Question

How do you solve $\sin 45 = \dfrac{{12}}{x}?$

Answer 1

Hint:As we know that the above question is of trigonometric functions as sine is trigonometric ratio and it considered as one of the most important trigonometric ratios as it is used to find out the unknown values of angles and length of the sides of the right angled triangle. The sine formula in the right angled triangle is $\sin \theta = \dfrac{p}{h}$ where $p$ is the perpendicular and $h$ is the hypotenuse. There are two most important trigonometric functions that are used widely are Sine and Cosine.

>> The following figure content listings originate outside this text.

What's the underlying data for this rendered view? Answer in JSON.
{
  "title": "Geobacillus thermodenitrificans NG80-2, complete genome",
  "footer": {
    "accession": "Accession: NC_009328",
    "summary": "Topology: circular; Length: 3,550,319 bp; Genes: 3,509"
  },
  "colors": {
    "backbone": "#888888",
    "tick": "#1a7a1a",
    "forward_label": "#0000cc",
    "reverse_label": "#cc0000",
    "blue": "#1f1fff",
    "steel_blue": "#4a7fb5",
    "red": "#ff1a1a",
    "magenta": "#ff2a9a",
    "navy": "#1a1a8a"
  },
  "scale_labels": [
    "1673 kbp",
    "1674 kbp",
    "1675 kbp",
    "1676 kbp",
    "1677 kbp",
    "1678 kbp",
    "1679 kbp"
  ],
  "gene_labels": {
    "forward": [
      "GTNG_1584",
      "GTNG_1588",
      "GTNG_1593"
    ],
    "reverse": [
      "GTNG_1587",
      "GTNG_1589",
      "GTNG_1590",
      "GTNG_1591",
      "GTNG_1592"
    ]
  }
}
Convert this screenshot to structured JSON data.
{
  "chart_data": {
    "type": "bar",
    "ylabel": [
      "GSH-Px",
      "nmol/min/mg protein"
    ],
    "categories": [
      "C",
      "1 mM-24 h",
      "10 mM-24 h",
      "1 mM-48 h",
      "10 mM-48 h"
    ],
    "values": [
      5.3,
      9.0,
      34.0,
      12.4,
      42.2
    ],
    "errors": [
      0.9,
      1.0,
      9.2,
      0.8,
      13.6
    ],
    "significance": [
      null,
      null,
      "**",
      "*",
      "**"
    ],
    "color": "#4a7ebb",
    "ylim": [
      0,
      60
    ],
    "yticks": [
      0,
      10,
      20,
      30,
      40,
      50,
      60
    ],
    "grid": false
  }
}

Complete step by step solution:
In the above question we have $\sin 45 = \dfrac{{12}}{x}$. As we know that the exact value of $ \sin 45$ is $\dfrac{1}{{\sqrt 2 }}$.
Now by substituting the value of sine degree and solving the equation: $\dfrac{1}{{\sqrt 2 }} =\dfrac{{12}}{x}$, by doing cross multiplication we get $12 \times \sqrt 2 = x$. It gives us $x =12\sqrt 2 $.
Hence the required value of $x$ is $12\sqrt 2 $.

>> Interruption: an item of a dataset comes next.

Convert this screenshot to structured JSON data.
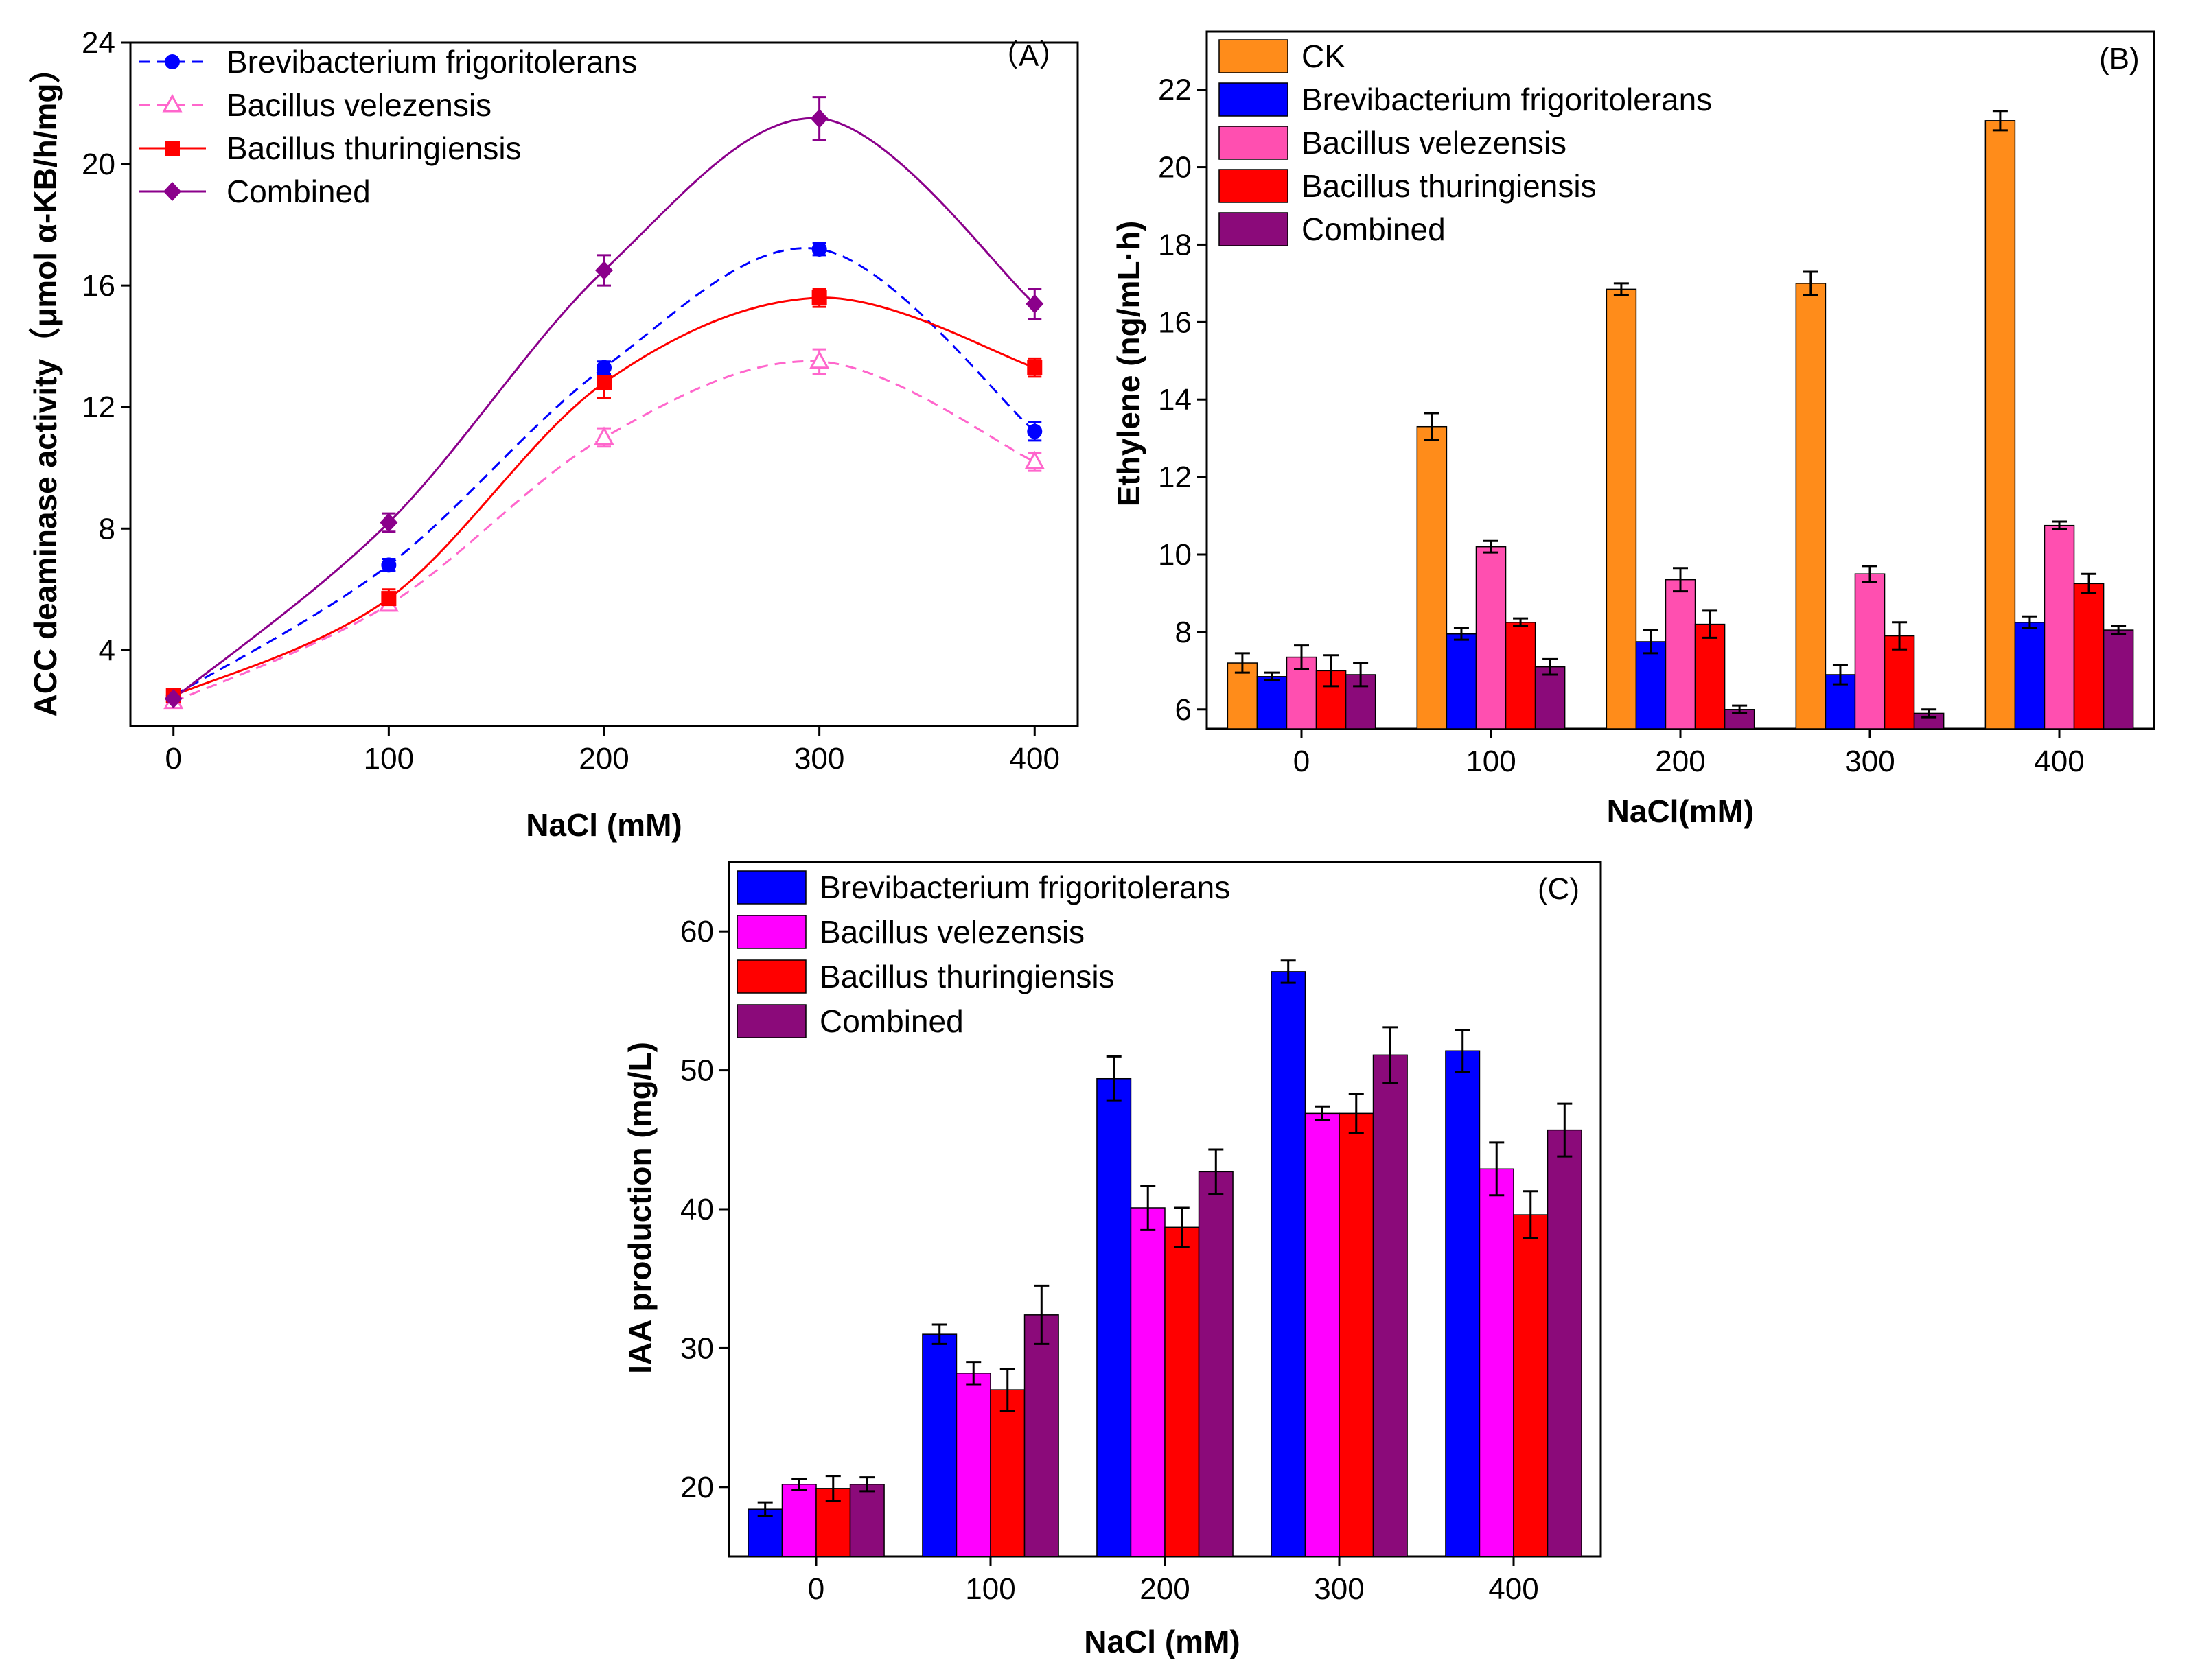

Note: Before solving this type of question we should have the complete knowledge of trigonometric ratios and their values and how to derive it. It is necessary to know the values as we cannot find the value of any variable without knowing their values. We should also know that the values of sine function can be either positive or negative, these values are dependent on the quadrants in which they lie. If the particular sine values which we want to now lie in the positive quadrant i.e. in the first and third quadrant, then the value will also be positive. But if it lies in the negative quadrant then the value will also be negative.